The Romantic moment in which Enrique Granados worked offered a particular set of theatrical and musical conventions: the orchestration vocabularies, the formal expectations of audiences, the standards of vocal writing and stagecraft prevailing in the leading houses, and the close relationship between composer and librettist that defined the working life of every opera composer of the period. The works listed below should be read against that broader cultural and institutional background.
Each individual entry on this page links to a complete article giving the synopsis, premiere details, language of performance, and notable arias for the work in question. Readers consulting OperaPedia for the first time may wish to begin with the most frequently performed of Enrique Granados's operas before working outward into the lesser-known corners of the catalogue.

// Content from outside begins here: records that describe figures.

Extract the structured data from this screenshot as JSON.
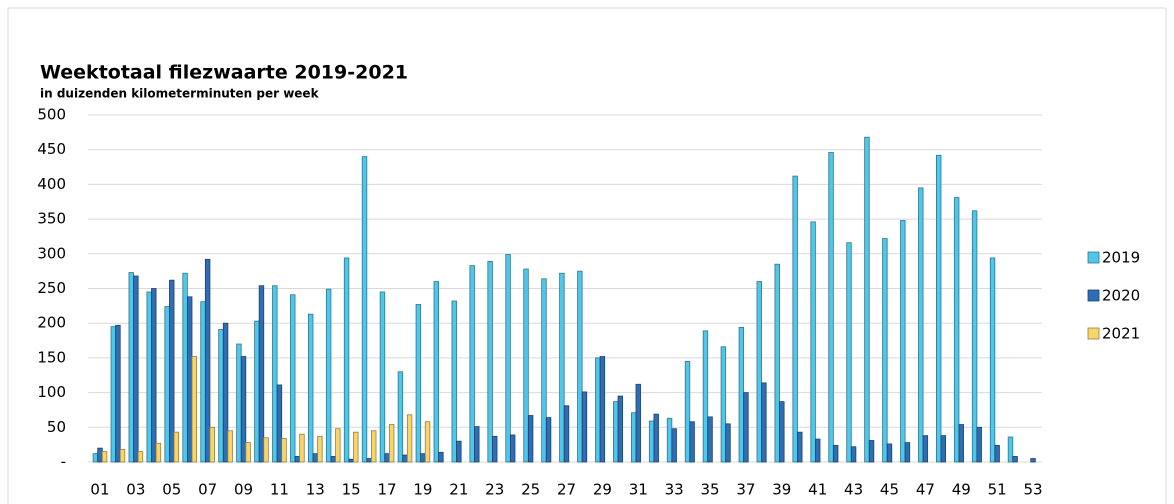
{
  "chart_data": {
    "type": "bar",
    "title": "Weektotaal filezwaarte 2019-2021",
    "subtitle": "in duizenden kilometerminuten per week",
    "categories": [
      "01",
      null,
      "03",
      null,
      "05",
      null,
      "07",
      null,
      "09",
      null,
      "11",
      null,
      "13",
      null,
      "15",
      null,
      "17",
      null,
      "19",
      null,
      "21",
      null,
      "23",
      null,
      "25",
      null,
      "27",
      null,
      "29",
      null,
      "31",
      null,
      "33",
      null,
      "35",
      null,
      "37",
      null,
      "39",
      null,
      "41",
      null,
      "43",
      null,
      "45",
      null,
      "47",
      null,
      "49",
      null,
      "51",
      null,
      "53"
    ],
    "series": [
      {
        "name": "2019",
        "color": "#4fc6ea",
        "values": [
          12,
          195,
          273,
          245,
          224,
          272,
          231,
          191,
          170,
          203,
          254,
          241,
          213,
          249,
          294,
          440,
          245,
          130,
          227,
          260,
          232,
          283,
          289,
          299,
          278,
          264,
          272,
          275,
          150,
          87,
          71,
          59,
          63,
          145,
          189,
          166,
          194,
          260,
          285,
          412,
          346,
          446,
          316,
          468,
          322,
          348,
          395,
          442,
          381,
          362,
          294,
          36,
          null
        ]
      },
      {
        "name": "2020",
        "color": "#2f6eb5",
        "values": [
          20,
          197,
          268,
          250,
          262,
          238,
          292,
          200,
          152,
          254,
          111,
          8,
          12,
          8,
          4,
          5,
          12,
          10,
          12,
          14,
          30,
          51,
          37,
          39,
          67,
          64,
          81,
          101,
          152,
          95,
          112,
          69,
          48,
          58,
          65,
          55,
          100,
          114,
          87,
          43,
          33,
          24,
          22,
          31,
          26,
          28,
          38,
          38,
          54,
          50,
          24,
          8,
          5
        ]
      },
      {
        "name": "2021",
        "color": "#f7d56a",
        "values": [
          15,
          18,
          15,
          27,
          43,
          152,
          50,
          45,
          28,
          35,
          34,
          40,
          37,
          48,
          43,
          45,
          54,
          68,
          58,
          null,
          null,
          null,
          null,
          null,
          null,
          null,
          null,
          null,
          null,
          null,
          null,
          null,
          null,
          null,
          null,
          null,
          null,
          null,
          null,
          null,
          null,
          null,
          null,
          null,
          null,
          null,
          null,
          null,
          null,
          null,
          null,
          null,
          null
        ]
      }
    ],
    "ylim": [
      0,
      500
    ],
    "yticks": [
      {
        "value": 0,
        "label": "-"
      },
      50,
      100,
      150,
      200,
      250,
      300,
      350,
      400,
      450,
      500
    ],
    "grid": true
  }
}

Listeners and students approaching the operatic output of Enrique Granados will find that the entries linked below trace a coherent arc through the composer's career. Each opera's individual page in OperaPedia includes the synopsis, the librettist's contribution, the date and venue of the premiere, the language of performance, and notes on the principal arias and ensembles. Where the source data permits, we also note the relationship of each work to the broader currents of Romantic opera.
Operas in the OperaPedia Catalogue
The following 1 opera by Enrique Granados are catalogued in OperaPedia, listed in chronological order of premiere. Click any title for the full editorial entry, including synopsis, premiere details, language, and notable arias.
- 1915 Goyescas, 1915 Metropolitan Opera Spanish
Stylistic Position & Reception
Enrique Granados's position within the operatic canon has been shaped by performance tradition as much as by scholarly judgment. The works that survive in the active repertory of the major houses tend to be those that combine memorable vocal writing with dramatically effective situations · qualities that audiences continue to respond to from one generation to the next. Other works in the catalogue, less frequently performed, often reward closer study by singers, conductors, and dramaturges seeking to broaden the standard repertoire.
Modern scholarship on Enrique Granados has been substantially enriched by the publication of critical editions of the major scores, by the rediscovery of forgotten works and revisions, and by the steady documentation of performance history through recordings, theatre archives, and contemporary criticism. The biographical sketch above and the catalogue of works are compiled from public-domain reference sources, including the structured Wikidata layer and the corresponding English Wikipedia article.
Editorial Note
OperaPedia maintains its composer entries as living documents, revised whenever new editorial work justifies a change. If you encounter a factual error in the biographical material above or in the linked opera entries, please write to the editors using the contact details on our about page.